Lessons Learned

Tagebuch über die 100 ersten Tage als CIO

11.07.2014
Von 
Bettina Dobe war bis Dezember 2014 Autorin für cio.de.
Neuer Job, neues Glück: Christoph Grewe-Franze hat bei der Able Group den CIO-Posten übernommen. In einem Tagebuch hat er nun die Erfahrungen seiner ersten 100 Tage aufgeschrieben.

Schnelle Erfolge oder Nachhaltigkeit? Zuhören oder handeln? Die ersten 100 Tage entscheiden über den Erfolg als neuer CIO. Über seine erste Zeit beim Gummersbacher Engineering- und IT-Dienstleister Able Group hat Christoph Grewe-Franze ein Tagebuch geführt. Die ersten 100 Tage fingen schon lange vor seinem Start im Juni 2013 an.

Christoph Grewe-Franze CIO, Able Management Services: "Man darf auch als CIO nicht zu schnell ins Operative kommen. Es ist schon eine Zerreißprobe, diese Balance zu finden."
Christoph Grewe-Franze CIO, Able Management Services: "Man darf auch als CIO nicht zu schnell ins Operative kommen. Es ist schon eine Zerreißprobe, diese Balance zu finden."
Foto: Able Management Services

Tag x-30: Vorgeplänkel. Einige Wochen, bevor sein neuer Job offiziell startet, trifft er sich mit seinem neuen Chef. Für Grewe-Franze ist das Vorgespräch entscheidend: "Ich will nicht unbedarft ins kalte Wasser springen und mich einer unangenehmen Situation aussetzen." Für CIOs, die von extern kommen, bleibt immer die Frage im Raum, warum nicht intern besetzt wurde. Unter Umständen hat man einen schlechten Start, ohne etwas dafür zu können. Grewe-Franze will sich deshalb vorab informieren und Klarheit schaffen.

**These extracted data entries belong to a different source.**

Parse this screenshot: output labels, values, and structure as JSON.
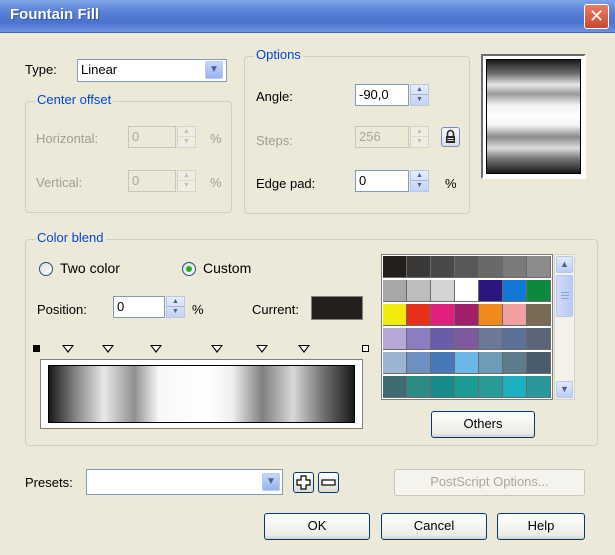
{
  "window": {
    "title": "Fountain Fill",
    "close_glyph": "✕"
  },
  "type": {
    "label": "Type:",
    "value": "Linear"
  },
  "center_offset": {
    "legend": "Center offset",
    "horizontal": {
      "label": "Horizontal:",
      "value": "0",
      "unit": "%"
    },
    "vertical": {
      "label": "Vertical:",
      "value": "0",
      "unit": "%"
    }
  },
  "options": {
    "legend": "Options",
    "angle": {
      "label": "Angle:",
      "value": "-90,0"
    },
    "steps": {
      "label": "Steps:",
      "value": "256"
    },
    "edge_pad": {
      "label": "Edge pad:",
      "value": "0",
      "unit": "%"
    }
  },
  "color_blend": {
    "legend": "Color blend",
    "two_color_label": "Two color",
    "custom_label": "Custom",
    "selected_mode": "custom",
    "position": {
      "label": "Position:",
      "value": "0",
      "unit": "%"
    },
    "current_label": "Current:",
    "current_color": "#231f1d",
    "palette": [
      "#231f1d",
      "#3b3838",
      "#4a4848",
      "#5a5757",
      "#6b6868",
      "#7c7979",
      "#8e8b8b",
      "#a8a6a6",
      "#bebcbc",
      "#d5d4d4",
      "#ffffff",
      "#2c1680",
      "#1278d8",
      "#0a8a3c",
      "#f0eb0a",
      "#e8301a",
      "#e0207c",
      "#a0206c",
      "#f08a1c",
      "#f0a0a0",
      "#7a6a58",
      "#b8a8d8",
      "#8c7cc0",
      "#6a5ca8",
      "#7c5a9c",
      "#6c7898",
      "#5c7098",
      "#5c6478",
      "#9cb4d4",
      "#6c90c0",
      "#4878b8",
      "#6ab8e8",
      "#6c9cb8",
      "#5c7c8c",
      "#485c6c",
      "#3c6c70",
      "#2c8c84",
      "#188c8c",
      "#1c9c94",
      "#289c98",
      "#1cb0c0",
      "#28989c"
    ],
    "others_label": "Others"
  },
  "presets": {
    "label": "Presets:",
    "value": ""
  },
  "postscript_label": "PostScript Options...",
  "buttons": {
    "ok": "OK",
    "cancel": "Cancel",
    "help": "Help"
  }
}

Er kennt die Situation: Er war schon CIO beim Naturkosmetikhersteller Weleda und bei der Handelskette Plus. Zur Able Group kam Grewe-Franze über einen Headhunter. "In der Phase habe ich mich gerade neu orientiert. Ich hatte Zeit, Dinge zu machen, die man sonst nicht macht", erzählt er. Zum Beispiel das Leadership Excellence Program (LEP), das Management-Training der WHU - Otto Beisheim School of Management zusammen mit dem CIO-Magazin: Das Programm im Jahr 2013, verbunden mit einer Reise nach Indien und dem intensiven Austausch mit Kollegen, habe ihm geholfen, alles aus einer anderen Perspektive zu betrachten. In der vertrauensvollen Atmospäre war es möglich, eigene Einstellungen und versteckte Vorurteile zu hinterfragen, die bisher als unumstößlich galten. Mit diesen Voraussetzungen beginnt er seinen neuen Job. Grewe-Franze macht sich noch einmal klar, dass er zwar Erfahrung mitbringt, aber keine Lösungen. "Ich bringe die Fähigkeit zur Lösung mit", sagt er. Denn Able ist in einer ganz anderen Branche angesiedelt als seine früheren Unternehmen.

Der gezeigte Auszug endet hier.